Se os jornalistas estão comendo fogo, os professores que se preparem para a sanha bolsonarista. Também serão tratados como inimigos. O colombiano que assumiu o Ministério da Educação vai intervir no ensino médio e nas universidades. O pacote não foi fechado, mas a nomeação de Murilo Resende, discípulo de Olavo, para coordenar o Enem mereceu comentários do presidente no Twitter. Segundo ele, será abandonada a “doutrinação” em sala de aula. Seu filho caçula, Eduardo Bolsonaro, foi ainda mais enfático: “Atenção professores: seu aluno que inicia agora o 1º ano do ensino médio não precisa saber sobre feminismo, linguagem outras que não a língua portuguesa ou história conforme a esquerda, pois o vestibular dele será em 2021 ainda sob a égide de pessoas da estirpe de Murilo Resende”.

Como se vê, o governo Bolsonaro é refratário a tudo que se refere ao livre pensamento e não pretende deixar pedra sobre pedra na Educação.

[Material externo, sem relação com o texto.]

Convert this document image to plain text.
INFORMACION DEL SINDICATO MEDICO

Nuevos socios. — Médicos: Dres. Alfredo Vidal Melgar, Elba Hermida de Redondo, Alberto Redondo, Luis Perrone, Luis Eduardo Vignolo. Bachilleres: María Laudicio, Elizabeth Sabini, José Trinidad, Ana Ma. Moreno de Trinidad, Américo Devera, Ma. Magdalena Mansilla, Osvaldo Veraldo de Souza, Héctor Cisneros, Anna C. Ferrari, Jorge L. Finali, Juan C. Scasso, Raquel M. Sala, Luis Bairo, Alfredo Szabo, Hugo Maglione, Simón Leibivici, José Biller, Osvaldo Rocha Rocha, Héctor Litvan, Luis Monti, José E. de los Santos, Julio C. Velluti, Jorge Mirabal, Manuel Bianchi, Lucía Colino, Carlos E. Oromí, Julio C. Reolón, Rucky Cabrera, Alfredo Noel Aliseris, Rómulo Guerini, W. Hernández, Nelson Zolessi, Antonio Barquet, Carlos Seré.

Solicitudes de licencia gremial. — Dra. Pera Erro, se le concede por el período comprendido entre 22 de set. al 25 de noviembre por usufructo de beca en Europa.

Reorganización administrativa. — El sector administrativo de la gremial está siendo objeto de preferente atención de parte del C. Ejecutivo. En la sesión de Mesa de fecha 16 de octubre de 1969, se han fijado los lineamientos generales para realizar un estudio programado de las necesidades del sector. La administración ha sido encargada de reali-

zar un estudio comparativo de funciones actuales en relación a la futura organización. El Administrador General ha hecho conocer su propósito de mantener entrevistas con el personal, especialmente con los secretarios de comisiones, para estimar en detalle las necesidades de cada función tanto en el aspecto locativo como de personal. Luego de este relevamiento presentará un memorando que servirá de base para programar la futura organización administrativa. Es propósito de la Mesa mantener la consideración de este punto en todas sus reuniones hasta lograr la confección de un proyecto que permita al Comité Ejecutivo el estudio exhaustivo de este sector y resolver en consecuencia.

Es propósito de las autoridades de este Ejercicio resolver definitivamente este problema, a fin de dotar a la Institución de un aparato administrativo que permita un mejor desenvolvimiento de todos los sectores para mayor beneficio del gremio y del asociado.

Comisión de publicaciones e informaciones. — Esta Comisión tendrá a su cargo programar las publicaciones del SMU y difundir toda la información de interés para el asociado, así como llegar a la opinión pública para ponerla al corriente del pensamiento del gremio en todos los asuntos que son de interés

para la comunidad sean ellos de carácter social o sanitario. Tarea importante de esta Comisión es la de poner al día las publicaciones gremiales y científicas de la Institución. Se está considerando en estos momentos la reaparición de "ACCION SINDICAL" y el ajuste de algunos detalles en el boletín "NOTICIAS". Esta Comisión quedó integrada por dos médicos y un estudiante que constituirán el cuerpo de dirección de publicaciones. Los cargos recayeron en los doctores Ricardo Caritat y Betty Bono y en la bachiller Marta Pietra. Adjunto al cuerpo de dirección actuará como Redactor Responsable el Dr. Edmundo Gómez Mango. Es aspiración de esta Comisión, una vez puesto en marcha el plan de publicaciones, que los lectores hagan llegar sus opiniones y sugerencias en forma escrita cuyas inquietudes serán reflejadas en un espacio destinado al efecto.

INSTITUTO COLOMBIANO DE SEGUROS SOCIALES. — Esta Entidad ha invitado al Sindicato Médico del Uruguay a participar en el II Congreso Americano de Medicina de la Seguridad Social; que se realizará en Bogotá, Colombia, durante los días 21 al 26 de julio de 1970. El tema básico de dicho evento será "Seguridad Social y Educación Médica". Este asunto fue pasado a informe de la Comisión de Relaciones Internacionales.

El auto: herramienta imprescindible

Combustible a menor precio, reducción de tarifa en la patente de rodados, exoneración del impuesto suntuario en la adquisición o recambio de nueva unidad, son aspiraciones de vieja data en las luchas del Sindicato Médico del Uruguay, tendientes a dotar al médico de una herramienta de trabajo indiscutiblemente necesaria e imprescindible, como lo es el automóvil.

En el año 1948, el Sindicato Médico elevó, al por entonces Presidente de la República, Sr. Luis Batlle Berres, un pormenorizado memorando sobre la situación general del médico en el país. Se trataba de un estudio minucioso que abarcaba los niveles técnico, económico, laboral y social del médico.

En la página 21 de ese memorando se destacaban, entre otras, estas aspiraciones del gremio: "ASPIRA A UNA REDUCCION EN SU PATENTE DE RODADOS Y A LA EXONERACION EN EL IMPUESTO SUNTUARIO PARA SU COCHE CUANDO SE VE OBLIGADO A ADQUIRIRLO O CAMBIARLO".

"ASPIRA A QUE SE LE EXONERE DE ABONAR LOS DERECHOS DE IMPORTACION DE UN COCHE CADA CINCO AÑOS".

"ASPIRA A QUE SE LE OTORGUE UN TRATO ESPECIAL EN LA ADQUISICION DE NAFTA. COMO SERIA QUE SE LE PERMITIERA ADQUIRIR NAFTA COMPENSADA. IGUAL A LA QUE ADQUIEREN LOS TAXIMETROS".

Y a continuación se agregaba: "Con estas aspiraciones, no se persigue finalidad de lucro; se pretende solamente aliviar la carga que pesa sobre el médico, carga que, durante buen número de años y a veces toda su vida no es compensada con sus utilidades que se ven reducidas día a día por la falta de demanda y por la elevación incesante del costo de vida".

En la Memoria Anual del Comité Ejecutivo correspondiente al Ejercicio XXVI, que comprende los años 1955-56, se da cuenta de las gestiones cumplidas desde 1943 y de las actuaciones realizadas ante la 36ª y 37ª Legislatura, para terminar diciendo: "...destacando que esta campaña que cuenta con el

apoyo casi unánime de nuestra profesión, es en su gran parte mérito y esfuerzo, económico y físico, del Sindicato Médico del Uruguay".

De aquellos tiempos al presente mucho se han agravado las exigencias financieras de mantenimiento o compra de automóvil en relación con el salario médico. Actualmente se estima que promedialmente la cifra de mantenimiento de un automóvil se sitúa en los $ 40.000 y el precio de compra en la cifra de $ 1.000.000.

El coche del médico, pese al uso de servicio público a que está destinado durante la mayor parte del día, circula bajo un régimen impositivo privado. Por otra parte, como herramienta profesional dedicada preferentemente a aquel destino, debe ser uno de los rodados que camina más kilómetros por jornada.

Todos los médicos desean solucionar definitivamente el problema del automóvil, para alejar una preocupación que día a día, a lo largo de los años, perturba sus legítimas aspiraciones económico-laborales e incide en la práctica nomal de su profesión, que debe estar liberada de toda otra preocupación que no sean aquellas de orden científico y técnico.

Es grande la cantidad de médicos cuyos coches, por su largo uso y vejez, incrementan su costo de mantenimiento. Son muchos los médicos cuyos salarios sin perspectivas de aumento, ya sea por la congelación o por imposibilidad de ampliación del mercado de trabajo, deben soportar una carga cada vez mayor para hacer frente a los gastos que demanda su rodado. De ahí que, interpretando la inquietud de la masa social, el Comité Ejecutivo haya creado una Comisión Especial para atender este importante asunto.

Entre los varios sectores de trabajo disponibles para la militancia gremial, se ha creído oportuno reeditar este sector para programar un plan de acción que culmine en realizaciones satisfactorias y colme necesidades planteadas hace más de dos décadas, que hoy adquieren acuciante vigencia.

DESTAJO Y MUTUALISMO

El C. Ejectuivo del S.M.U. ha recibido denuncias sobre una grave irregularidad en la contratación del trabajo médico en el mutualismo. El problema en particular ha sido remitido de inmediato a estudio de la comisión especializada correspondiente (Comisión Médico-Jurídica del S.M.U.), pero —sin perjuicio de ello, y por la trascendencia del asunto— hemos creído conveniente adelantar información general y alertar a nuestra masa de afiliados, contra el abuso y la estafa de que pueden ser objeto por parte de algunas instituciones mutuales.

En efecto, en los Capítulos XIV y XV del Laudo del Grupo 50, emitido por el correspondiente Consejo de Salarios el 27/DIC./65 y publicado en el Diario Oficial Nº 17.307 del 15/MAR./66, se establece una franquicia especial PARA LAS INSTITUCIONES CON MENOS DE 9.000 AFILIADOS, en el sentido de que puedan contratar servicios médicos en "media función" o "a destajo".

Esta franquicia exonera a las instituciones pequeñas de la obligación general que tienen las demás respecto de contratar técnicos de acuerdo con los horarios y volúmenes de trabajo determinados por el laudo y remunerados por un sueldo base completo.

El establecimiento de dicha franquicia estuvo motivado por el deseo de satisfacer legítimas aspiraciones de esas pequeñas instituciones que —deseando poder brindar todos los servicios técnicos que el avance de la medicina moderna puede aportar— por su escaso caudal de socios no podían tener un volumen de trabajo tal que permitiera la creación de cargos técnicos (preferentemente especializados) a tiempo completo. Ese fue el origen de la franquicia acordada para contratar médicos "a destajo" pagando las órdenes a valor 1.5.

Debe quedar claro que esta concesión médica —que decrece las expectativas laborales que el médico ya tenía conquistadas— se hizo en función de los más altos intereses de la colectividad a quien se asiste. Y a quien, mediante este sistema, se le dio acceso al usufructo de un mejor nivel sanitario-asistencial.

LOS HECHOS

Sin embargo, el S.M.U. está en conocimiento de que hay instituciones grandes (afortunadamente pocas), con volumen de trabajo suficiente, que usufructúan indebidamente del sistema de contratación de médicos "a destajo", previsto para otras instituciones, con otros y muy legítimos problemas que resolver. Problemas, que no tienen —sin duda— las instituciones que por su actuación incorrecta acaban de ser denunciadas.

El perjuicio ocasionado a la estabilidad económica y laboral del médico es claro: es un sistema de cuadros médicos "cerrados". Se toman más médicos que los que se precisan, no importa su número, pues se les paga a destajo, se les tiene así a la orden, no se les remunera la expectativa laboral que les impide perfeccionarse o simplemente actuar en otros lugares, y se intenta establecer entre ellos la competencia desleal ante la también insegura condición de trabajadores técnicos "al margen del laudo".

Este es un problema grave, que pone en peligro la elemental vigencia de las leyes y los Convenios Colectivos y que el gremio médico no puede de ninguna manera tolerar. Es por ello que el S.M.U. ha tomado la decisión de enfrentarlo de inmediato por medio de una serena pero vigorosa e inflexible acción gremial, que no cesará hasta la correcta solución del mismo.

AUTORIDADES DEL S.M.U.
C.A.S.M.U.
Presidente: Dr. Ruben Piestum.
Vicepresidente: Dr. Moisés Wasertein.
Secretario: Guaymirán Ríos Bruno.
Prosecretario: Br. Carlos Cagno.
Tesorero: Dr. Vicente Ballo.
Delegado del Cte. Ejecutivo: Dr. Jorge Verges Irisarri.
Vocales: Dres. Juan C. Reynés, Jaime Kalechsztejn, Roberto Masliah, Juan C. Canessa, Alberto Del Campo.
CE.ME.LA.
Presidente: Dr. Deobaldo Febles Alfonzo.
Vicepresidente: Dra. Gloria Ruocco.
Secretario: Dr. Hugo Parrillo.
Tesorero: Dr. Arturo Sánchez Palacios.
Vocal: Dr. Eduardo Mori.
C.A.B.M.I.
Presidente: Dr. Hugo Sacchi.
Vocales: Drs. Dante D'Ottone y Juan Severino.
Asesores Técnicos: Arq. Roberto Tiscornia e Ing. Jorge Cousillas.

Circula na internet uma minuta de decreto que propõe a adoção do modelo de escolas cívico-militares nos sistemas de ensino municipais, estaduais e distritais. E, por assustador que pareça, afirma, no art. 15, que o governo vai “acompanhar e avaliar as atividades desenvolvidas pelo Colégio Pedro II”. Portanto, o colégio de forte tradição humanista, fundado em 1837, está na mira da reação. Querem enquadrá-lo ao obscurantismo da família Bolsonaro. Tirem suas mãos do Pedro II, que tem o livro como escudo e, como arma, a inteligência! E saibam que jornalistas e professores vão resistir!